To test her hypothesis, McClintock ran a series of experiments in which she mimicked the women's stressful conditions by socially isolating Sprague-Dawley rats-which spontaneously develop mammary tumors-and measuring how the solitude influenced tumor growth. Rats are naturally social animals, said McClintock, however certain individuals-called sentinels or pariahs-isolate themselves near the entrance to the group burrow. They keep watch and determine when it's safe for the rest of the group to venture outside, but they pay the price of increased stress, hypervigilance and isolation. McClintock found that the median lifespan for the isolated rats was 550 days, versus 850 days for rats housed in groups.
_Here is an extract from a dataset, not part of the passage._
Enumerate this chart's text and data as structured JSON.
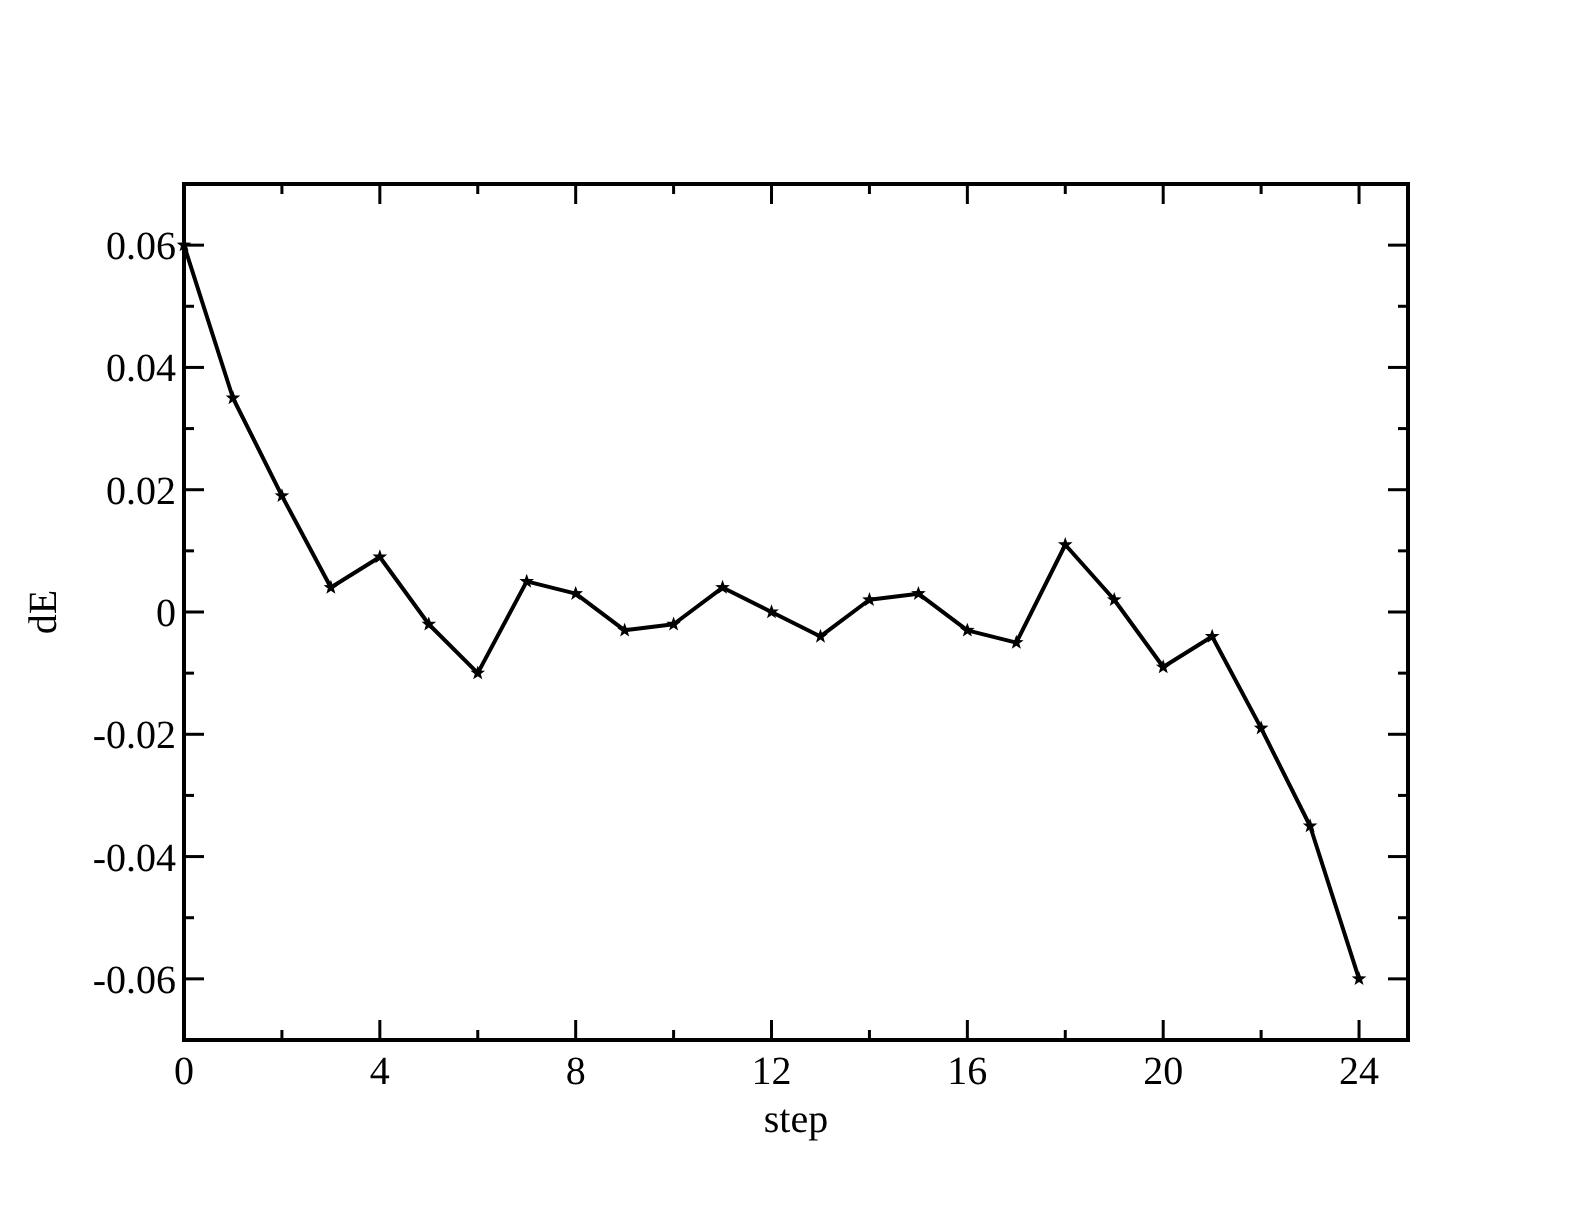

A main cause of rat death was naturally occurring mammary tumors, and the socially housed rats were tumor free for 550 days, on average, but half of the isolated rats had developed tumors by day 400. McClintock also euthanized certain 17-month-old rats and found that at that age, isolated females averaged 25 grams of single or multiple tumors, but the group-housed rats were virtually tumor free.

McClintock believes her approach is unique because most cancer models are created by injecting cancerous cells into lab animals instead of examining the spontaneously developing tumors that plague humans.

"Our understanding of tumor biology comes from very insightful cell and carcinogen-based models, but they are very artificial models," said McClintock. "[Our] animal model of spontaneous tumor development, I believe, is a very powerful one for making conclusions comparatively to humans."

Through her research, McClintock is collaborating with other investigators at the Center for Interdisciplinary Health Disparities Research in Chicago who are conducting community-based participant research studies with black women in the neighborhood. By combining McClintock's genetic animal models with home visits, in-person interviews and neighborhood safety evaluations, the researchers hope to create a complete picture of how stress and social isolation are associated with both hypervigilance and mammary tumors in black women.